One question that is pertinent to politics as well as psychology is the nature of moral progress. When I say moral progress, I mean the process by which individuals end up updating or modifying their basic moral beliefs (or priors). This process usually is a slow one, and at the micro level involves one’s reaction to evidences or thought processes.
This typically happens when Person A comes across some data/evidence that is in tension with his moral system. For example, A may value a certain principle and then realize one day that some regular action of his violates this principle. Or maybe A values several principles, and new data (or just new reasoning) seems to suggest that in at least some instance these principles are in conflict.
To give a couple of examples:
Time: 1790. Place: America. A values both individual liberty and a harmonious, prosperous society. The issue at hand is slave ownership. A reluctantly accepts slave ownership for the time being because he believes that Blacks are intellectually inferior and would not be able to live in the same land as the Whites. Perhaps A supports emancipation in principle but thinks an actual implementation would result in tremendous disorder, huge decrease in prosperity and would also require eventual deportation of all the Blacks back to Africa in a painful, costly and disrupting process. But one day his scientist friend shows him evidence that seems to strongly suggest that the inferiority of Blacks is a myth, and given proper education they would be as likely as Whites to succeed in intellectual endeavors.

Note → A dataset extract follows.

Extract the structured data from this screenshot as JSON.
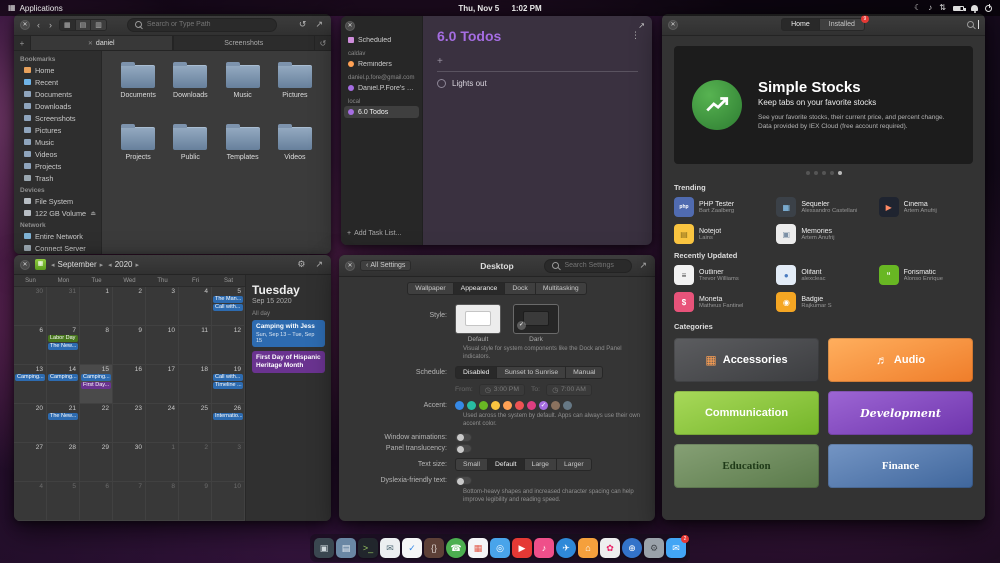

Or to give a second example, A is a young European, living currently, who has a strong moral opposition to hunting for pleasure. He thinks it is wrong and rights-violating. Yet he eats meat. He justifies this by saying that killing for food or to achieve some other basic necessity is ok, but killing for pleasure is morally wrong. But one day, after a conversation with a friend he starts to wonder if his position is morally sound. He realizes that he can get by without eating animals (gaining the needed protein from other sources, such as lentils, milk and soy, as many Asians do) so the main reason behind eating meat is the pleasure he gains from it. So how is eating meat different form hunting then?
And so on…
The interesting question to me, is what A does in such a situation. He has several choices:
1. Simple minded denial: He can just deny that the evidence exists. For instance the 18th century American could refuse to believe his scientist friend. He could claim that the facts and the research are false and move on. We seem to see something similar with some (not all) global warming sceptics today.
2. Tweaking: He can decide that despite the new evidence/argument, he can resolve the tension with minor tweaks. For instance, he comes up with other evidence or arguments to counter the tension. Or he makes minor changes to his priors that make this tension go away or at least become less pronounced. There are many ways to tweak one’s beliefs, some simple, some highly complex; some honest, some not, some based on reason, some based on emotion.
3. Biting the bullet: He can decide that his values are truly in conflict and modify them significantly. The 18th century American could either give up his belief in liberty, or abandon his support for slave-ownership. The 2oth century European could decide that animals don’t have rights (and end his moral opposition to hunting) or decide to become a vegetarian. Any of these outcomes are what I’d call significant moral progress. At the individual level, they can be life-changing.
It seems to me that personality plays a complex role in deciding which of the above outcomes occur. As a rule, people have a strong emotional resistance to any sort of change in their moral priors. For that would mean acknowledging to themselves, and perhaps to others, that they have engaged in beliefs/actions that are false/evil. Some make a conscious attempt to avoid letting emotions take precedence over reason in deciding how one deals with such conflicts, while others go with the flow.
Age probably plays an important role in all this; younger people are more likely to change their belief systems. As Fitzgerald once wrote, “At eighteen our convictions are hills from which we look; at forty-five they are caves in which we hide.”
In any case, I don’t have any deep insights to offer, but I think these are interesting questions, and being able to deal with moral dilemmas in an efficient, unbiased and rational manner would certainly improve political outcomes.